Kamuoyunun hangi konuda, nasıl etki edebileceği üzerinde düşünmek gerekir. Önceki sorularda da söylediğim gibi ben kamuoyundan sorunun çözümüne dair bir irade oluşturmasını ve çözüm oluşuncaya kadar talebini sürdürmesini bekliyorum. Bu nedenle, istismarın nasıl gerçekleştirildiği ile ilgili veya mağdurun kim olduğu ile ilgili bilgilere değil, istismarın hangi koşullarda oluştuğuna ve önlemek ve korumak için ne yapıldığına, sürecin nasıl yürütüldüğüne, sorumluların sorumluluklarını yerine getirip getirmediklerine odaklanmak gerekir. Dolayısıyla da bu nitelikteki bilgilerin paylaşılması gerekir. Aynı zamanda da sonuçlarının takip edilmesi gerekir. İstismar olgularının tüm detayları ile kamu önüne dökülüp, sonrasında ne olduğunun takip edilmemesi de mücadele bakımından zarar verici. Gittikçe kanıksanmasına ve aslında hiç de önleyici olmayan, insan haklarına aykırı müdahale biçimlerinin ana talep haline dönüşmesine neden oluyor. Bu nedenle bu alanda çalışanların, bu nitelikteki paylaşımlardan özenle sakınması, ana sorunu ve sorumluyu gösterecek biçimde ve doğru bilgiyi paylaşmaya özen göstermesi gerekir.

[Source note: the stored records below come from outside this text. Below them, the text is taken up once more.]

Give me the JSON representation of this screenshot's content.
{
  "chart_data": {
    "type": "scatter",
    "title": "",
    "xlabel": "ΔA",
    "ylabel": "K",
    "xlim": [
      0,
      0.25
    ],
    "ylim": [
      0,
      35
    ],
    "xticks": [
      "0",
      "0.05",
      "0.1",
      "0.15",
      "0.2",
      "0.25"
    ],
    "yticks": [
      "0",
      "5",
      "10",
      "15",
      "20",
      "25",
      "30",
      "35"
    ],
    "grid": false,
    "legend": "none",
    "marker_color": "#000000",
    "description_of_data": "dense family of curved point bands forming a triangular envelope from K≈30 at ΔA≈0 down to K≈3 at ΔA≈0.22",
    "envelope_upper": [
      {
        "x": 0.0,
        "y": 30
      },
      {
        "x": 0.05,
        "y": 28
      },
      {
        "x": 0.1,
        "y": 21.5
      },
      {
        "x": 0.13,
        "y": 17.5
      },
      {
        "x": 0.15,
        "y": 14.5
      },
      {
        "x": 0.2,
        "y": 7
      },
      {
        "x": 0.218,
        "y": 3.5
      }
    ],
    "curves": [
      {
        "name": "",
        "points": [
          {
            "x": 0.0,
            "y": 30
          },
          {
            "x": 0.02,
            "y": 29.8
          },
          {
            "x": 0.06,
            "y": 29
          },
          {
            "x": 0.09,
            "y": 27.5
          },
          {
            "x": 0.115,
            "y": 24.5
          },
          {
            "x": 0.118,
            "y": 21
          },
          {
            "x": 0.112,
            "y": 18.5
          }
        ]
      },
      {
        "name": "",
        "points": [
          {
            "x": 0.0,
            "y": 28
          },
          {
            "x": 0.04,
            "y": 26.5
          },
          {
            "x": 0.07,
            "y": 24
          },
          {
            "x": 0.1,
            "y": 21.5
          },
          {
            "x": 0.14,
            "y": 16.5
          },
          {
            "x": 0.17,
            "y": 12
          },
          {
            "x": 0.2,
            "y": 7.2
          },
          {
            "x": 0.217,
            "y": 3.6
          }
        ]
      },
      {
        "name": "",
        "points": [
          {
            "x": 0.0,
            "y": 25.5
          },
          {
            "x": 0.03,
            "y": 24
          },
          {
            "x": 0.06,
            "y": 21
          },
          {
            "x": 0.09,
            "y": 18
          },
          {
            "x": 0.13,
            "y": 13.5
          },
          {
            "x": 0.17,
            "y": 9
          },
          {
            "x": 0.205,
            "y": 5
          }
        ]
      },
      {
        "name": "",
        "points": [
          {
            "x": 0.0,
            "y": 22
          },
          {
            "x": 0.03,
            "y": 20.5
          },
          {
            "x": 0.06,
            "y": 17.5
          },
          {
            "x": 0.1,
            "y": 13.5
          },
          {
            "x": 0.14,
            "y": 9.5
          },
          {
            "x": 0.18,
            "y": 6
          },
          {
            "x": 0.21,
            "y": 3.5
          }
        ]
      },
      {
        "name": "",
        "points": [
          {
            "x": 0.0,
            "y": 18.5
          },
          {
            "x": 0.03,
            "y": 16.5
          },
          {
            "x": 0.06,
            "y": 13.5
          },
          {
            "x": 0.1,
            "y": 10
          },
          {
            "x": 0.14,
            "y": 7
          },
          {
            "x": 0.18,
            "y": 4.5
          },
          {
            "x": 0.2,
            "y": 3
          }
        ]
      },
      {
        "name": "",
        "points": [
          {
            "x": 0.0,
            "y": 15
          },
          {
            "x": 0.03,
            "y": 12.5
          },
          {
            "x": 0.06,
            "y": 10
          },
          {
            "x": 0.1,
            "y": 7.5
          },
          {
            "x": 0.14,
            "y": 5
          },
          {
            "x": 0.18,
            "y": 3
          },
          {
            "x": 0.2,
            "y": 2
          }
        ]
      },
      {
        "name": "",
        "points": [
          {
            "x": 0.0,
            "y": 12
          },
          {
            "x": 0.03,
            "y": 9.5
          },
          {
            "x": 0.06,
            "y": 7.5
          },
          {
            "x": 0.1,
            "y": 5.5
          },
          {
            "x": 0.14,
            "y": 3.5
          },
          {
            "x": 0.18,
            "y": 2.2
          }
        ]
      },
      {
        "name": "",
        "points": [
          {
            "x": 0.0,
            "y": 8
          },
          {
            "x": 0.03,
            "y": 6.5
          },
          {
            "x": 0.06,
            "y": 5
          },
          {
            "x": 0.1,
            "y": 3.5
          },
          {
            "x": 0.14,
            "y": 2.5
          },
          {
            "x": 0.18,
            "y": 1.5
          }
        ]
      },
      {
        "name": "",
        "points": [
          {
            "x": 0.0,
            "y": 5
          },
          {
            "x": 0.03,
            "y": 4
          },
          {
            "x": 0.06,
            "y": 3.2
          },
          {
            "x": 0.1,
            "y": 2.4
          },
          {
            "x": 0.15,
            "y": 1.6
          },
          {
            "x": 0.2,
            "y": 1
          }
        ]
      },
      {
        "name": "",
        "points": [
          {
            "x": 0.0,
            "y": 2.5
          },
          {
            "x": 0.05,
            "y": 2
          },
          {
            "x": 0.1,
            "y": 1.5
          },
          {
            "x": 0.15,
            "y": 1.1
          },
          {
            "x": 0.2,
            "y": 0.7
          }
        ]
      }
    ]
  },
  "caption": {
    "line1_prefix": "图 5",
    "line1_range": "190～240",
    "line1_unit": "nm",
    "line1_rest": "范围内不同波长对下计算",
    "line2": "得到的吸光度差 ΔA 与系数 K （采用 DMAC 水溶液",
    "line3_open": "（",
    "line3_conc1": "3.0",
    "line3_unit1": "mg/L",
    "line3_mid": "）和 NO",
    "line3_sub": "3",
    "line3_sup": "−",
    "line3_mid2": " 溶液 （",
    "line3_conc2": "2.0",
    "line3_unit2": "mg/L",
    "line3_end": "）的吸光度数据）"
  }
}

Burada şöyle bir ayrım yapabiliriz. Herkes çocuk istismarının önlenmesi gerektiği konusunda duyarlılık sahibi olabilir ve bu duyarlılığını dile getirebilir. Yani faili bulun, cezalandırın, çocuğu koruyun, bunu gecikmeden yapın vb. Talepleri herkes dile getirebilir. Ancak örneğin, hangi durumda çocuğa yaptırılan resmin delil olarak kullanılabileceği, ifadenin alım tekniğine göre geçerliliğini etkileyecek haller gibi konular, bu alanda bilgi sahibi olmayı gerektirir. Eğer bu alanda bilgi sahibi değilseniz, savununuzu duyarlılık alanında tutmalısınız ki, yanlış bir bilgi üretip, yaymayın. Ancak birçok kişi, çocuk istismarı veya çocuk hakları alanında konuşmak için duyarlı olmayı yeterli kabul ediyor ve bazen sorunun sebebi de bu olabiliyor.